QUICK HEALTH TIPS: A few notes on diabetes type 2
People with type 2 diabetes often cannot perceive sweet tastes. This abnormality may play an important role in how individuals with diabetes perceive the taste of their food, and also in how well they comply with the dietary aspects of treatment. Because our society as a whole is addicted to sugar, this distorted taste perception is very common among the population in general.

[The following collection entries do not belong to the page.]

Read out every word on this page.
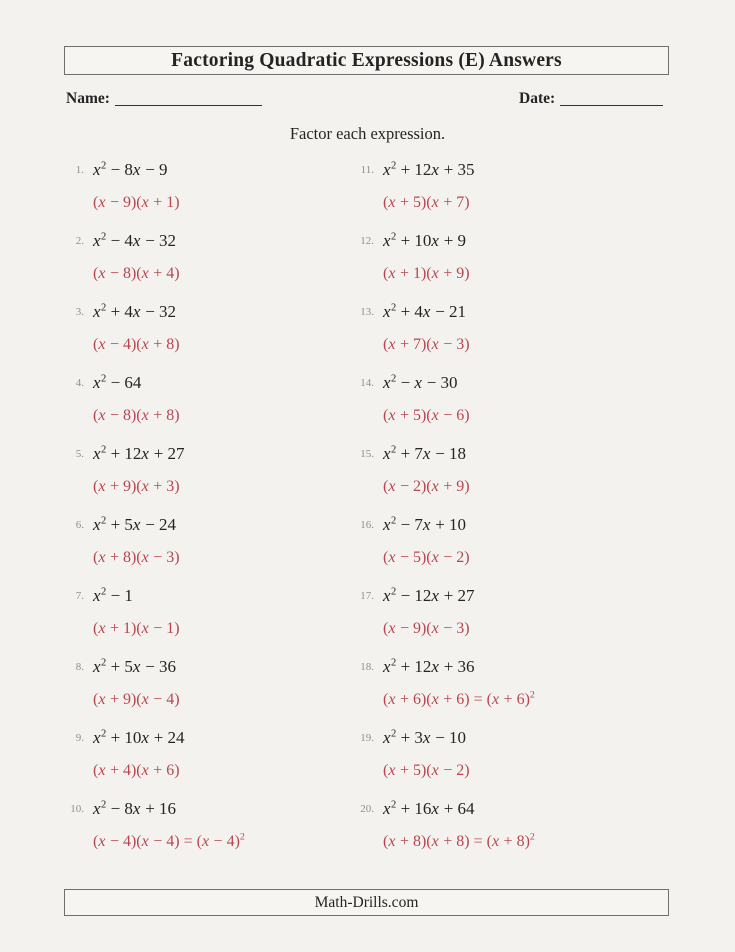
Factoring Quadratic Expressions (E) Answers
Name:	Date:
Factor each expression.
1. $x^2 - 8x - 9$
(x − 9)(x + 1)
2. $x^2 - 4x - 32$
(x − 8)(x + 4)
3. $x^2 + 4x - 32$
(x − 4)(x + 8)
4. $x^2 - 64$
(x − 8)(x + 8)
5. $x^2 + 12x + 27$
(x + 9)(x + 3)
6. $x^2 + 5x - 24$
(x + 8)(x − 3)
7. $x^2 - 1$
(x + 1)(x − 1)
8. $x^2 + 5x - 36$
(x + 9)(x − 4)
9. $x^2 + 10x + 24$
(x + 4)(x + 6)
10. $x^2 - 8x + 16$
$(x - 4)(x - 4) = (x - 4)^2$
11. $x^2 + 12x + 35$
(x + 5)(x + 7)
12. $x^2 + 10x + 9$
(x + 1)(x + 9)
13. $x^2 + 4x - 21$
(x + 7)(x − 3)
14. $x^2 - x - 30$
(x + 5)(x − 6)
15. $x^2 + 7x - 18$
(x − 2)(x + 9)
16. $x^2 - 7x + 10$
(x − 5)(x − 2)
17. $x^2 - 12x + 27$
(x − 9)(x − 3)
18. $x^2 + 12x + 36$
$(x + 6)(x + 6) = (x + 6)^2$
19. $x^2 + 3x - 10$
(x + 5)(x − 2)
20. $x^2 + 16x + 64$
$(x + 8)(x + 8) = (x + 8)^2$
Math-Drills.com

Opinions may differ as to the optimal ratio of dietary carbohydrates, proteins, and fats for prevention and treatment of diabetes. However, it is safe to say that carbohydrates trigger the release of insulin. As more carbohydrates are consumed, more insulin is produced. The current epidemic of obesity and diabetes in the United States indicates that we are asking our bodies to burn the wrong fuel—refined carbohydrates in this case.
Try to eat a low-fat, high-fiber diet including plenty of raw fruits and vegetables as well as fresh vegetable juices. This reduces the need for insulin and also lowers the level of fats in the blood. Fiber helps to reduce blood sugar surges. For snacks, eat oat or rice bran crackers with nut butter or cheese.
The types of carbohydrates consumed are at least as important as the total carbohydrate loading. High-glycemic foods such as white rice, white flour products, pasta, starchy vegetables, and many processed foods are quickly converted into blood sugar during digestion, causing insulin levels to go up. Carbohydrates found in low-glycemic foods such as asparagus, broccoli, cabbage, green beans, and low starch vegetables and fruits are converted into blood sugar more slowly, which only gradually raises insulin levels.
Get your protein from vegetable sources, such as grains and legumes. Fish and low-fat dairy products are also acceptable sources of protein. Avoid saturated fats, trans-fats, hydrogenated or partially hydrogenated oils, and simple sugars.
Remember, however: Research has shown that sugar—a simple carbohydrate—does not cause the greatest increase in blood glucose. Eating baked potatoes or some breakfast cereals causes a greater rise in blood sugar. In fact, carrots raise blood sugar more than ice cream does. Carbohydrates are converted quickly into glucose in the body. It is on this principle that many high-protein, low-carbohydrate diets are based. It is essential, therefore, that people with diabetes measure their intake of both simple and complex carbohydrates—not simply those coming from sugar.